LAJEDO

Mudança de cultura e tradições religiosas melhoram safra do milho em Pernambuco

Agricultores estão aprendendo que, nem sempre o mês de março, quando se realizam as festividades de São José, é o melhor período para o plantio

Plantação de Renato, que colheu 190 sacos, no município de Lajedo, criou um novo teto para a região - Foto: Programa Prospera/Divulgação

As chuvas do mês de março são consideradas por muitos agricultores do Nordeste, especialmente os devotos de São José, como um sinal dos céus. Se chover, a garantia de fartura na colheita é considerada certa pela maioria dos nordestinos. Contudo, a ciência e a tecnologia mostram que nem sempre a tradição garante uma boa safra, especialmente entre os plantadores de milho da região. Um programa iniciado em Pernambuco, chamado de Prospera, aponta que o bom plantio varia por município e região. Às vezes, para o Agreste, é melhor plantar no mês de maio. Já no Sertão, é mais propício entre dezembro e janeiro. Para o milho, o início da semeadura precisa casar com o melhor clima. As águas de março nem sempre fecham o verão.


A mudança na tradição religiosa de plantar em São José e colher no São João é a maior oportunidade de mudar os resultados desfavoráveis no Nordeste, mesmo que as comemorações culturais e religiosas precisem continuar em março e em junho. Pernambuco é o sétimo lugar no ranking nordestino a produzir milho e está fora do mapa da exportação nacional, que atingiu R$ 252,5 milhões no acumulado dos últimos 12 meses (de março de 2022 a fevereiro de 2023), um crescimento de 131,5%, o melhor resultado entre os produtos exportados. 
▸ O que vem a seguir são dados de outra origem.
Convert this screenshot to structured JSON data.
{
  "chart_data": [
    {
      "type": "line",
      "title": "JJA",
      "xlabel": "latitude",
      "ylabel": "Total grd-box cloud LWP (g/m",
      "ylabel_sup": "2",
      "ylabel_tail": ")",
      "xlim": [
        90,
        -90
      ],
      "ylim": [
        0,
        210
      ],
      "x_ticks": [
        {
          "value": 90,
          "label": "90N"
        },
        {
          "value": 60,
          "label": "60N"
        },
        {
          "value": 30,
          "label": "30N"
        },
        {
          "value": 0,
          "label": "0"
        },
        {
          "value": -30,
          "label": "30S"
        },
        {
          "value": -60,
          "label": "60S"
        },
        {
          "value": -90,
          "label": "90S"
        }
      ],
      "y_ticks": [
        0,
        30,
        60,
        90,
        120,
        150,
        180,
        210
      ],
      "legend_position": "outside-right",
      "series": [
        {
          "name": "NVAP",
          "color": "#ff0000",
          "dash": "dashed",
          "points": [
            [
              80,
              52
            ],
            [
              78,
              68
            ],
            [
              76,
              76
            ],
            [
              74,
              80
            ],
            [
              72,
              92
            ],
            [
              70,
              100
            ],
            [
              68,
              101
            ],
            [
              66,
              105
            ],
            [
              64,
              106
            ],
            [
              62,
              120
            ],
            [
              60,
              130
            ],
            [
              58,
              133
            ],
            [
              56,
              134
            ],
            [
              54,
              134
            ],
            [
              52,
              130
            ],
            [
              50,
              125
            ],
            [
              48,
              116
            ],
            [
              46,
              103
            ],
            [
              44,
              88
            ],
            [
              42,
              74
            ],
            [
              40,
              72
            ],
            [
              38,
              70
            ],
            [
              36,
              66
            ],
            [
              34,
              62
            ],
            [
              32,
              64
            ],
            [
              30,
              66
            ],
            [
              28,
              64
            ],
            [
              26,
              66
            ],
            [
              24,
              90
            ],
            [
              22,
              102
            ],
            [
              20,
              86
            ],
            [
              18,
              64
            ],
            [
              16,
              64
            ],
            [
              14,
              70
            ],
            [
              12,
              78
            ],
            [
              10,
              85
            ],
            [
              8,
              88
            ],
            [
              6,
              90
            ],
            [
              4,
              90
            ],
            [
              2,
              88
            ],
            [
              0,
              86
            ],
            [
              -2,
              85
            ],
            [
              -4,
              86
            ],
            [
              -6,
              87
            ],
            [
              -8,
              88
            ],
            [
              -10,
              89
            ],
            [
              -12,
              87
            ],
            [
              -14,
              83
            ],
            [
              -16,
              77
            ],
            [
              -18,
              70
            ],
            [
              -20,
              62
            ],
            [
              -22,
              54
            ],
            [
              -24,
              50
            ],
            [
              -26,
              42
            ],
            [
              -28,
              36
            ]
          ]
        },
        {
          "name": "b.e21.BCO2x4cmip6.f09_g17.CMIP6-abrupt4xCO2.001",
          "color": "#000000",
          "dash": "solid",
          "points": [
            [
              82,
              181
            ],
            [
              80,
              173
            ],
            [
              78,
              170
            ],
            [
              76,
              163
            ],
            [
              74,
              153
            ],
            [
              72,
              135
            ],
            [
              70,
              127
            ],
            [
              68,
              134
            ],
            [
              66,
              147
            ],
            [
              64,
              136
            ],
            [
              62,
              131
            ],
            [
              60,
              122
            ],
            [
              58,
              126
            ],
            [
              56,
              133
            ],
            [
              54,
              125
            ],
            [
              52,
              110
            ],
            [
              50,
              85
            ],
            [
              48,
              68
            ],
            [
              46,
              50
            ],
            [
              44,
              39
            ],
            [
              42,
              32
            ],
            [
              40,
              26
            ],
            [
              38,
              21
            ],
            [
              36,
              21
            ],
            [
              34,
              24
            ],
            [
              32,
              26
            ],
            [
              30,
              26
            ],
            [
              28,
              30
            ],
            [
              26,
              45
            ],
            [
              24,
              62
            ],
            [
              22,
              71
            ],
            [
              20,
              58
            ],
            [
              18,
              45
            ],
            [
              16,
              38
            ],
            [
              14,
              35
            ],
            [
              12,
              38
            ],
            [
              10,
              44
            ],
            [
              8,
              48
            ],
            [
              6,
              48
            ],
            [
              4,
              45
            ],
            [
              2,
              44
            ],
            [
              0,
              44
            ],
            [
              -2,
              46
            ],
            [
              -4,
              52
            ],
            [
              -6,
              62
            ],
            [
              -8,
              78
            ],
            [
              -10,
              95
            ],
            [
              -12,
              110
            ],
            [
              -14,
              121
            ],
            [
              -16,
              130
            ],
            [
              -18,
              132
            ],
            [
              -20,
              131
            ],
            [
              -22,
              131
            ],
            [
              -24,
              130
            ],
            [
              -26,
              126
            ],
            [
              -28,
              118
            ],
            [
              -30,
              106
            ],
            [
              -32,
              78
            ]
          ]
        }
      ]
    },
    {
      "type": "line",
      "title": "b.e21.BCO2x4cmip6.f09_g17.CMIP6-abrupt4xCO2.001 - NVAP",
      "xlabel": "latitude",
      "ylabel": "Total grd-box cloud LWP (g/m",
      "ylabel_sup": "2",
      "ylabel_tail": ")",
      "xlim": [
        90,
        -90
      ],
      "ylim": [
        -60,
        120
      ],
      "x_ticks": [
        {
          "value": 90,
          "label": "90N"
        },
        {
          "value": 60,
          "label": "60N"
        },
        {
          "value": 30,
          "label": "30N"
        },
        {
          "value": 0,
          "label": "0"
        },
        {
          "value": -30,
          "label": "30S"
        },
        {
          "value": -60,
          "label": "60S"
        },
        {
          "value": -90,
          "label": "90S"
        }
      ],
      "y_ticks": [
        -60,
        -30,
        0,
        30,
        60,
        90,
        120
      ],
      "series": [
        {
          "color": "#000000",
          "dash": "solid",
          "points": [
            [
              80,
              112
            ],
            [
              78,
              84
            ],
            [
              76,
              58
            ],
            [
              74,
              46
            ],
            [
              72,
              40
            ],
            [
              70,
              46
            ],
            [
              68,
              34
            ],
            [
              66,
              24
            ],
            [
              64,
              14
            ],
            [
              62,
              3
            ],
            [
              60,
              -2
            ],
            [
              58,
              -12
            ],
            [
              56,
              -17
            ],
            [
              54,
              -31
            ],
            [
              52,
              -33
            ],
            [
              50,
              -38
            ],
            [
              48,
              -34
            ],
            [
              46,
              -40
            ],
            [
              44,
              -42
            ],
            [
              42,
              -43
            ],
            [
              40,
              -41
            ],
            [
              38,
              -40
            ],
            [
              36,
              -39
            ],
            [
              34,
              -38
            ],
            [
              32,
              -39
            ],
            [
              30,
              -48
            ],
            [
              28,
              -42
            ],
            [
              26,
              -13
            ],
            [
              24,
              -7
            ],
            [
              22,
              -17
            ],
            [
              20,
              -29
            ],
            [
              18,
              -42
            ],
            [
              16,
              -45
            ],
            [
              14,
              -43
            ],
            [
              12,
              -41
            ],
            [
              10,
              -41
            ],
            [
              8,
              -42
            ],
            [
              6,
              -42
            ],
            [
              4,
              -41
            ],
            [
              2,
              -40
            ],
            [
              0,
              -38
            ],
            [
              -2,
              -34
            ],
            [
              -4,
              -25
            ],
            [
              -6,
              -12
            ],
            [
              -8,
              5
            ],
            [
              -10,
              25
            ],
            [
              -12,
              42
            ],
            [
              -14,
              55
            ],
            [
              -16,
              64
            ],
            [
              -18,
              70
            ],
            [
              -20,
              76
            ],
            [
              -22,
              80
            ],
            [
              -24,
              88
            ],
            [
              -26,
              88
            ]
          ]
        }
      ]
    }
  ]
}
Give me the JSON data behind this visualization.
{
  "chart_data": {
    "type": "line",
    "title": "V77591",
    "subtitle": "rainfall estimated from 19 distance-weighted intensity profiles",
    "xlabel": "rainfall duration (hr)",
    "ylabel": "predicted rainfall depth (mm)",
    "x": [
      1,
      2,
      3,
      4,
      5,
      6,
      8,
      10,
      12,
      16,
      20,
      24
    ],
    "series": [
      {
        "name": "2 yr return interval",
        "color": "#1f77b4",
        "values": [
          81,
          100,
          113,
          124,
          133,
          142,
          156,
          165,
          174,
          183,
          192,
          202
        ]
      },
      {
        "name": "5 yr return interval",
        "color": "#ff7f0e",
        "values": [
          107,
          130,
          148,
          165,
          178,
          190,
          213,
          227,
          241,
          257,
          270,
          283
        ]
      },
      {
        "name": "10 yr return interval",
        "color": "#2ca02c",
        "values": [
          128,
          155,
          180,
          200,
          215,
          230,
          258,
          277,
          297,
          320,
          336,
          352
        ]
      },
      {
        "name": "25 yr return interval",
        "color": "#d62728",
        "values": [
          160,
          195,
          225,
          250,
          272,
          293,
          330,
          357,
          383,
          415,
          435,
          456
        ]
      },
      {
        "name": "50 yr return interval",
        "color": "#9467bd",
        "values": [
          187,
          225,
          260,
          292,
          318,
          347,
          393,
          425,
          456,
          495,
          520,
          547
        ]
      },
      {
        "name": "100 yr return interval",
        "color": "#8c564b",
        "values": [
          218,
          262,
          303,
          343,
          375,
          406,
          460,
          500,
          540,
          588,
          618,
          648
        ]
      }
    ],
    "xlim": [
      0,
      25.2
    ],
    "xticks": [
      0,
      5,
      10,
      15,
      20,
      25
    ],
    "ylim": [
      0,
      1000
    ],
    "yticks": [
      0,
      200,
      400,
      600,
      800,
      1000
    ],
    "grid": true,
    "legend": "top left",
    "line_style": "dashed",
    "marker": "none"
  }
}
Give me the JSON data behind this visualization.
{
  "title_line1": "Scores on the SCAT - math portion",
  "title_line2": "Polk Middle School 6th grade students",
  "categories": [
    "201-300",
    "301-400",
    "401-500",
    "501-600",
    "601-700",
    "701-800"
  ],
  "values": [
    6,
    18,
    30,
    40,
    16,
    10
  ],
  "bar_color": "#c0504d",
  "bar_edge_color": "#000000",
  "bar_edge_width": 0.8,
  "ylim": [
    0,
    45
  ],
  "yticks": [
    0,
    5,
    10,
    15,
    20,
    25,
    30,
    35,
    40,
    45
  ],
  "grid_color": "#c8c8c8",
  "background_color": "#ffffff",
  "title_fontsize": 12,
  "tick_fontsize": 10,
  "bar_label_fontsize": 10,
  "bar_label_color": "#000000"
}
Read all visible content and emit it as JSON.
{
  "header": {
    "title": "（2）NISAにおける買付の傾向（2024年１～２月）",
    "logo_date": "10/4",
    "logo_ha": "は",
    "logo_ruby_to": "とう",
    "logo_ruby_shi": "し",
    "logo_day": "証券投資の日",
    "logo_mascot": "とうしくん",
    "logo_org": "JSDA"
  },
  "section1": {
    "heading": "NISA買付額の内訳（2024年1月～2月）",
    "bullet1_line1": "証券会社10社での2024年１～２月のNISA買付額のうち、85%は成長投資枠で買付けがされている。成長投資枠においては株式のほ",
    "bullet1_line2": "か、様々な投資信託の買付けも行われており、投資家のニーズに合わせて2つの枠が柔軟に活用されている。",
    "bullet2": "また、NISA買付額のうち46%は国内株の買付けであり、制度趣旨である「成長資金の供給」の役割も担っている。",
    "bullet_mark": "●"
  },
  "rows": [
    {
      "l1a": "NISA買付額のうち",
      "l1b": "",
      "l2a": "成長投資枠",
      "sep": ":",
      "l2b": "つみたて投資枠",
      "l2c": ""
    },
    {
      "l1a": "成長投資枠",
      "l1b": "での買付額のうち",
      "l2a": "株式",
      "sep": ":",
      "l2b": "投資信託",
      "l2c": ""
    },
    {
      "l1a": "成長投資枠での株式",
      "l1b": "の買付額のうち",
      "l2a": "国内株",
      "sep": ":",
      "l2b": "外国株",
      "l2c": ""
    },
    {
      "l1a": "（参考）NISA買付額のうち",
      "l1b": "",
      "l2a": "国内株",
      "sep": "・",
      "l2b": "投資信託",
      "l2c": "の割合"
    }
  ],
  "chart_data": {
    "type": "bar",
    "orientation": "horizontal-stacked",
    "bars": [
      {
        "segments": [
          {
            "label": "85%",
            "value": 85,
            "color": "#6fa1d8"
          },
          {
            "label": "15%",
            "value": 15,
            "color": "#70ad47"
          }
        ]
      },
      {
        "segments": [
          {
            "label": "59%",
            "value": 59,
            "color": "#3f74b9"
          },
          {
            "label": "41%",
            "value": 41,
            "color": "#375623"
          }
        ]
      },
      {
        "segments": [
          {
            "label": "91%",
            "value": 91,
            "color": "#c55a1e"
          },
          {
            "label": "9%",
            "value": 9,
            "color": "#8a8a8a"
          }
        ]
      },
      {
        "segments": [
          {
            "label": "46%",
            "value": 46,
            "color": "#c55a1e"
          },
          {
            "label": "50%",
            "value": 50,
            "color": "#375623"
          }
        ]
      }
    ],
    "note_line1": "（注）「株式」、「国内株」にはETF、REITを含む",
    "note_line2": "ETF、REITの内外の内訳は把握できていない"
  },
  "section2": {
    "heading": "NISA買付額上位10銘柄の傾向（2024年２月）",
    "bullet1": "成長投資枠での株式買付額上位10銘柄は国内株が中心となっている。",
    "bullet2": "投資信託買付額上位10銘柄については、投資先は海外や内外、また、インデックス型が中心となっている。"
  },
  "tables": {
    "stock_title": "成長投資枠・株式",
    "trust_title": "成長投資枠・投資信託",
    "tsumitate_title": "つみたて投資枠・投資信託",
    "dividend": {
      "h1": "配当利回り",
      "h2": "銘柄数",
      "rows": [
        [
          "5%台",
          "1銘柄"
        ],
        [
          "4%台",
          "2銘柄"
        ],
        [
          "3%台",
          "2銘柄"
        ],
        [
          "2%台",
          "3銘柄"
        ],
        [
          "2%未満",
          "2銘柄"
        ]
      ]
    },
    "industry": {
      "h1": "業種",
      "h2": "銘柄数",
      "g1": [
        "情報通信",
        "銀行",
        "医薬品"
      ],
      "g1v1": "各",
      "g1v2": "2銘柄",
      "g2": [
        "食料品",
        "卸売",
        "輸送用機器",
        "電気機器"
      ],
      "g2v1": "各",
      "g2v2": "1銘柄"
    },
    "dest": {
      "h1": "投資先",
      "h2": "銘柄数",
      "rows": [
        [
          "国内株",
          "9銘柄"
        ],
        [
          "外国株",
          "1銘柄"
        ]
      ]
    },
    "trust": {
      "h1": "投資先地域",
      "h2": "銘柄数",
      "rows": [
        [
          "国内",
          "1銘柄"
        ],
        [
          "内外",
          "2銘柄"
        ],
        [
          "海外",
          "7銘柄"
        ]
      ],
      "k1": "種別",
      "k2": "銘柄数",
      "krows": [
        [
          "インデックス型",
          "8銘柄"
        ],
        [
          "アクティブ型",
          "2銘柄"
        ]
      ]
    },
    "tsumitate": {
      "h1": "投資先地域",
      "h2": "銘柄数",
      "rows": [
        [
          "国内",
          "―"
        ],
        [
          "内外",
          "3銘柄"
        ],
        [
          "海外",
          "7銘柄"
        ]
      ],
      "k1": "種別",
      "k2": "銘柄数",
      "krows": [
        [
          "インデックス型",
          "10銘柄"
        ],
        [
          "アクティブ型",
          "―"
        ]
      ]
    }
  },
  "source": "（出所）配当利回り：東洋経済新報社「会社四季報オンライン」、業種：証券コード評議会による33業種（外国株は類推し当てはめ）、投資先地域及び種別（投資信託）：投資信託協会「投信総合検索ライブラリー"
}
Além de ser protagonista nas tradições do São João, o milho tem mais potencial do que parece. Foi o produto que mais cresceu nas exportações brasileiras no ano passado e os agricultores e pecuaristas pernambucanos começaram a ter mais interesse na expansão deste mercado. O resultado da plantação serve na alimentação animal, especialmente na pecuária, como para refeições humanas e nas indústrias.

Renato mudou a forma de plantar e teve duas safras que mudaram sua vida: Foto/Divulgação

Em Pernambuco, segundo dados do programa Prospera, são produzidos, em média, entre 15 e 20 sacos de milho por cada hectare, um terreno quase equivalente a um campo de futebol nos padrões Fifa. Parece muito, neste caso, mas não é. Quando a tecnologia certa é aplicada, comunidades rurais e pequenos agricultores conseguem entregar 125 sacos neste mesmo pedaço de terra. Renato Francisco de Melo, 29 anos, bateu o recorde de 190 sacas em um hectare, no município de Lajedo, localizado no Agreste. 

Renato mudou a forma de plantar e já teve duas safras que mudaram sua vida financeira. Hoje, ele vende a produção para pecuaristas, que fazem a alimentação de frango no Estado. “Aprendi que, se não trabalhar na tecnologia, perco tempo, porque o clima aqui é desfavorável. O milho cresce em 5 meses e já estou na segunda safra. Já deu para comprar um terreno e trocar o carro. Deu para ganhar uns trocados”, brincou o agricultor, um dos participantes do Prospera.

"Isso é importante para nós, porque mostra qual o teto produtivo da região”, disse o Gerente de Desenvolvimento da Agricultura da Corteva Agriscience, Alexsandro Mastropaulo. “A iniciativa leva treinamento, acesso a insumos, a financiamento e à conexão com a sociedade rural”, acrescentou. 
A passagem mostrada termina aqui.